Growing up in extreme poverty in Swaziland and as the youngest of 23 children, she beat staggering odds and became a professional librarian, a rare occupation in sub-Saharan Africa. (Nonkululeko's story can be read here). For four years, she has been the director of Fundza, an ALP partner and nonprofit organization that aims to raise Swaziland's literacy rate and promote lifelong learning skills.
"Attending the leadership program at Santa Clara University has brought to me a paradigm shift, and has empowered me with leadership skills," she said. Although the program has helped her believe in herself, she will continue developing herself and view challenges as steppingstones. One significant challenge is Swaziland's crumbling economy. Fundza depends on and appreciates ALP's help in their urgent efforts to acquire more books and nurture a reading culture in schools. "To develop a society, it starts with children," Nonkululeko said.
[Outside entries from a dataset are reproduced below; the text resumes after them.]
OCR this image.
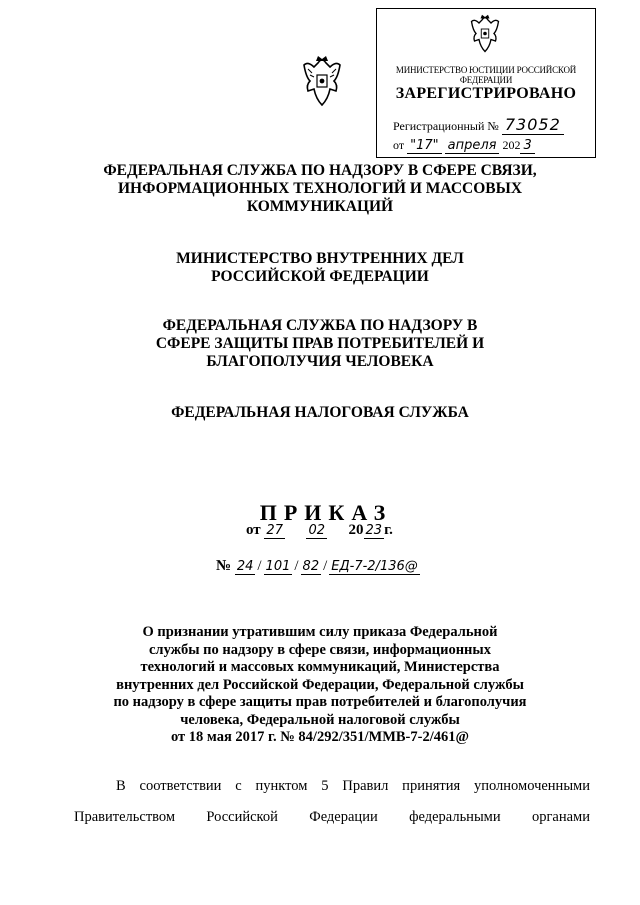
МИНИСТЕРСТВО ЮСТИЦИИ РОССИЙСКОЙ ФЕДЕРАЦИИ
ЗАРЕГИСТРИРОВАНО
Регистрационный № 73052
от "17" апреля 202 3
ФЕДЕРАЛЬНАЯ СЛУЖБА ПО НАДЗОРУ В СФЕРЕ СВЯЗИ,
ИНФОРМАЦИОННЫХ ТЕХНОЛОГИЙ И МАССОВЫХ
КОММУНИКАЦИЙ
МИНИСТЕРСТВО ВНУТРЕННИХ ДЕЛ
РОССИЙСКОЙ ФЕДЕРАЦИИ
ФЕДЕРАЛЬНАЯ СЛУЖБА ПО НАДЗОРУ В
СФЕРЕ ЗАЩИТЫ ПРАВ ПОТРЕБИТЕЛЕЙ И
БЛАГОПОЛУЧИЯ ЧЕЛОВЕКА
ФЕДЕРАЛЬНАЯ НАЛОГОВАЯ СЛУЖБА
ПРИКАЗ
от 27 02 20 23 г.
№ 24 / 101 / 82 / ЕД-7-2/136@
О признании утратившим силу приказа Федеральной
службы по надзору в сфере связи, информационных
технологий и массовых коммуникаций, Министерства
внутренних дел Российской Федерации, Федеральной службы
по надзору в сфере защиты прав потребителей и благополучия
человека, Федеральной налоговой службы
от 18 мая 2017 г. № 84/292/351/ММВ-7-2/461@
В соответствии с пунктом 5 Правил принятия уполномоченными
Правительством Российской Федерации федеральными органами
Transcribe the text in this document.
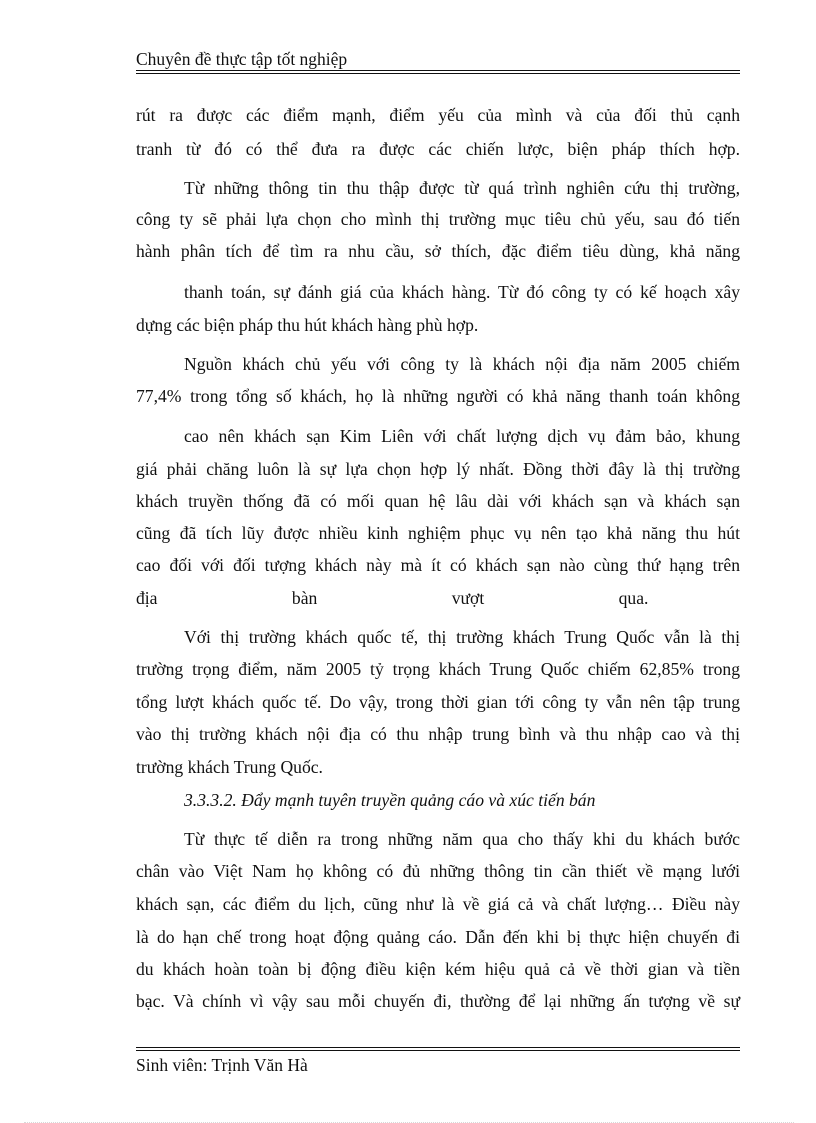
Chuyên đề thực tập tốt nghiệp
rút ra được các điểm mạnh, điểm yếu của mình và của đối thủ cạnh
tranh từ đó có thể đưa ra được các chiến lược, biện pháp thích hợp.
Từ những thông tin thu thập được từ quá trình nghiên cứu thị trường,
công ty sẽ phải lựa chọn cho mình thị trường mục tiêu chủ yếu, sau đó tiến
hành phân tích để tìm ra nhu cầu, sở thích, đặc điểm tiêu dùng, khả năng
thanh toán, sự đánh giá của khách hàng. Từ đó công ty có kế hoạch xây
dựng các biện pháp thu hút khách hàng phù hợp.
Nguồn khách chủ yếu với công ty là khách nội địa năm 2005 chiếm
77,4% trong tổng số khách, họ là những người có khả năng thanh toán không
cao nên khách sạn Kim Liên với chất lượng dịch vụ đảm bảo, khung
giá phải chăng luôn là sự lựa chọn hợp lý nhất. Đồng thời đây là thị trường
khách truyền thống đã có mối quan hệ lâu dài với khách sạn và khách sạn
cũng đã tích lũy được nhiều kinh nghiệm phục vụ nên tạo khả năng thu hút
cao đối với đối tượng khách này mà ít có khách sạn nào cùng thứ hạng trên
địa bàn vượt qua.
Với thị trường khách quốc tế, thị trường khách Trung Quốc vẫn là thị
trường trọng điểm, năm 2005 tỷ trọng khách Trung Quốc chiếm 62,85% trong
tổng lượt khách quốc tế. Do vậy, trong thời gian tới công ty vẫn nên tập trung
vào thị trường khách nội địa có thu nhập trung bình và thu nhập cao và thị
trường khách Trung Quốc.
3.3.3.2. Đẩy mạnh tuyên truyền quảng cáo và xúc tiến bán
Từ thực tế diễn ra trong những năm qua cho thấy khi du khách bước
chân vào Việt Nam họ không có đủ những thông tin cần thiết về mạng lưới
khách sạn, các điểm du lịch, cũng như là về giá cả và chất lượng… Điều này
là do hạn chế trong hoạt động quảng cáo. Dẫn đến khi bị thực hiện chuyến đi
du khách hoàn toàn bị động điều kiện kém hiệu quả cả về thời gian và tiền
bạc. Và chính vì vậy sau mỗi chuyến đi, thường để lại những ấn tượng về sự
Sinh viên: Trịnh Văn Hà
Nonkululeko means independence, and one of the most important reasons for increasing literacy and promoting a reading culture is to provide Africans with a cornerstone for independence. "I believe I'm living my name," said Nonkululeko. "I'm taking my past and pushing forward, so that the coming generations don't suffer. We are all capable, but we need to acquire knowledge through reading to be independent. With the African Library Project, together we are helping people help themselves."
Thanks to our partnership with Fundza and the Swaziland National Library Service, not to mention Nonkululeko's contagious passion, 192 libraries have been created or improved across the country. Like Nonkululeko, if we believe we are enough, we all can make a real impact.